LA CURA ODONTOIATRICA DEI PAZIENTI CON DISABILITÀ (IV parte)

disabilità e odontoiatria - il blog del dottormic -

Pazienti normali, con diritti normali, con problemi speciali.
Questi sono per N.O.I. i pazienti disabili.

Prima di tutto c’è la comunicazione che ci serve per entrare in relazione. Si comunica direttamente con il paziente oppure si comincia con la persona che si occupa di quel paziente tutti i giorni. Per conoscere le abitudini, il modo di fare, i problemi, le paure, le aspettative. Per capire il grado di collaborazione, per decidere se possiamo essere utili e come possiamo esserlo. Dobbiamo capire se un paziente è collaborante, se può essere responsabile della sua salute oppure se non è del tutto collaborante e allora saremo noi a dover fare di più oppure dovremo capire se un paziente non è collaborante per nulla e allora dovremo essere in grado di formulare comunque una diagnosi e scrivere un piano di trattamento anche se poi non saremo noi a curarlo ma dovremo indicare i tempi e i luoghi migliori per far si che possa ricevere al meglio le cure di cui necessita.

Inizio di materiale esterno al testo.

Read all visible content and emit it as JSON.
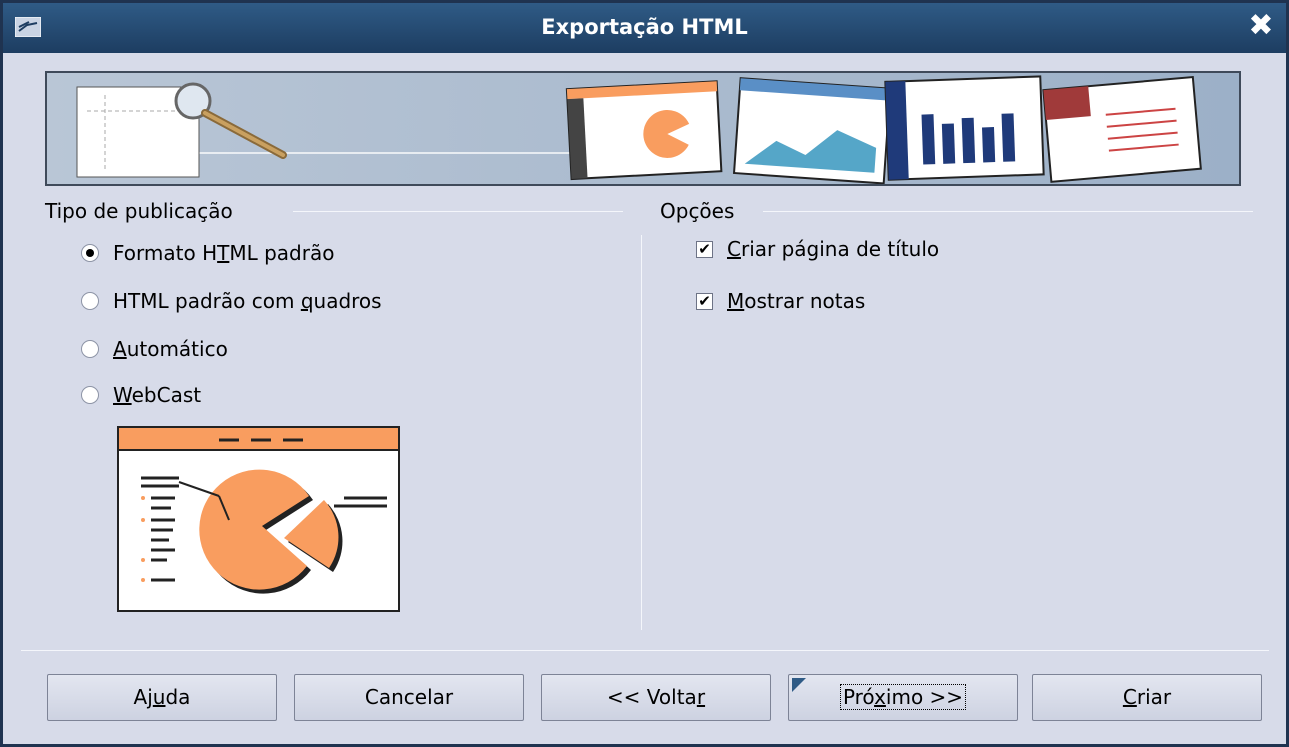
{
  "window": {
    "title": "Exportação HTML",
    "close_glyph": "✖"
  },
  "publication": {
    "label": "Tipo de publicação",
    "options": [
      {
        "pre": "Formato H",
        "ul": "T",
        "post": "ML padrão",
        "selected": true
      },
      {
        "pre": "HTML padrão com ",
        "ul": "q",
        "post": "uadros",
        "selected": false
      },
      {
        "pre": "",
        "ul": "A",
        "post": "utomático",
        "selected": false
      },
      {
        "pre": "",
        "ul": "W",
        "post": "ebCast",
        "selected": false
      }
    ]
  },
  "options": {
    "label": "Opções",
    "items": [
      {
        "pre": "",
        "ul": "C",
        "post": "riar página de título",
        "checked": true
      },
      {
        "pre": "",
        "ul": "M",
        "post": "ostrar notas",
        "checked": true
      }
    ]
  },
  "buttons": {
    "help": {
      "pre": "Aj",
      "ul": "u",
      "post": "da"
    },
    "cancel": {
      "label": "Cancelar"
    },
    "back": {
      "pre": "<< Volta",
      "ul": "r",
      "post": ""
    },
    "next": {
      "pre": "Pró",
      "ul": "x",
      "post": "imo >>"
    },
    "create": {
      "pre": "",
      "ul": "C",
      "post": "riar"
    }
  },
  "colors": {
    "accent_orange": "#f99d5f",
    "title_bar": "#1d3d61",
    "dialog_bg": "#d7dbe9"
  }
}
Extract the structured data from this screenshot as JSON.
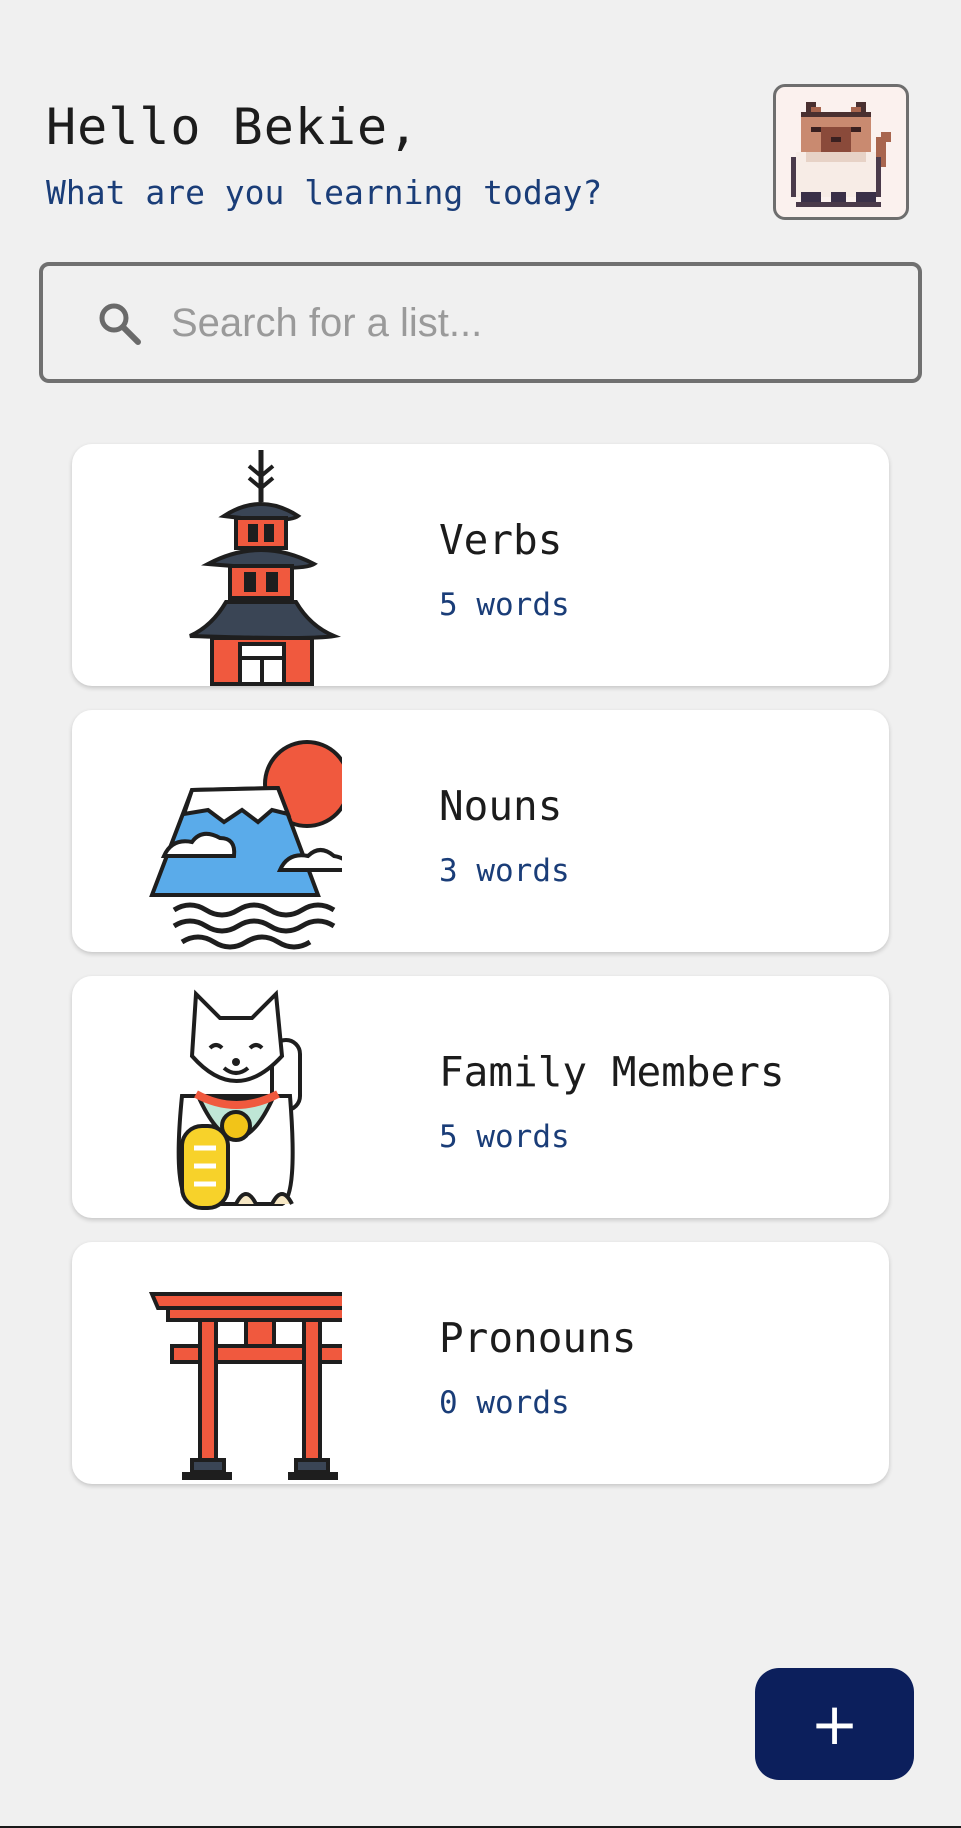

In generale comunque la cura odontoiatrica del paziente con disabilità prevede alcuni accorgimenti e requisiti che servono per ridurre le barriere e i problemi. Questo potrebbe essere un primo elenco:

  • dobbiamo essere efficienti e sistematici sia al momento dell’esame che al momento del trattamento per abbreviare al massimo le sedute
  • dobbiamo conoscere la sua specifica condizione medica, fisica, mentale o comportamentale per garantire il miglior trattamento possibile nella massima sicurezza
  • ci deve essere la presenza di un maggior numero di assistenti durante le sedute e i trattamenti per un miglior controllo e monitoraggio del paziente
  • dobbiamo disporre in studio di varie alternative come l’anestesia locale o la sedazione cosciente in funzione del trattamento richiesto e delle caratteristiche soggettive (per esempio, paziente molto ansioso, incapace di stare fermo durante il trattamento, con gravi deficit cognitivi, e così via). Per quello che riguarda l’anestesia totale dovremmo avere sempre un centro di riferimento.
  • dobbiamo essere flessibili nella gestione degli appuntamenti
  • dobbiamo coinvolgere i parenti o i tutori del paziente nella pianificazione ed eventualmente nell’esecuzione del trattamento
  • dobbiamo avere la capacità di fornire al paziente e/o ai suoi tutori, istruzioni specifiche circa le procedure domiciliari e l’igiene orale. Nel caso di alcuni deficit cognitivi è possibile educare il paziente all’importanza della salute orale e dell’igiene attraverso materiali didattici appositi nei casi più gravi. È indispensabile prestare grande attenzione ai cambiamenti di comportamento che possono esprimere il dolore fisico che il paziente non è in grado di comunicare in altro modo.

Una corretta diagnosi odontoiatrica si basa sulla collaborazione tra odontoiatra, genitore o tutore e paziente per una completa conoscenza della storia medica e delle caratteristiche comportamentali del paziente disabile. L’esame clinico odontoiatrico si concentra sulla valutazione dei denti e delle gengive della bocca e spesso può avvalersi di un approfondimento radiografico. La prevenzione delle patologie orali è la fase più importante del trattamento odontoiatrico nel paziente disabile. La prevenzione consiste nell’apprendimento delle corrette manovre di igiene orale domiciliare, nell’applicazione sistemica e topica di fluoro (fluoro profilassi) e nella sigillatura dei solchi.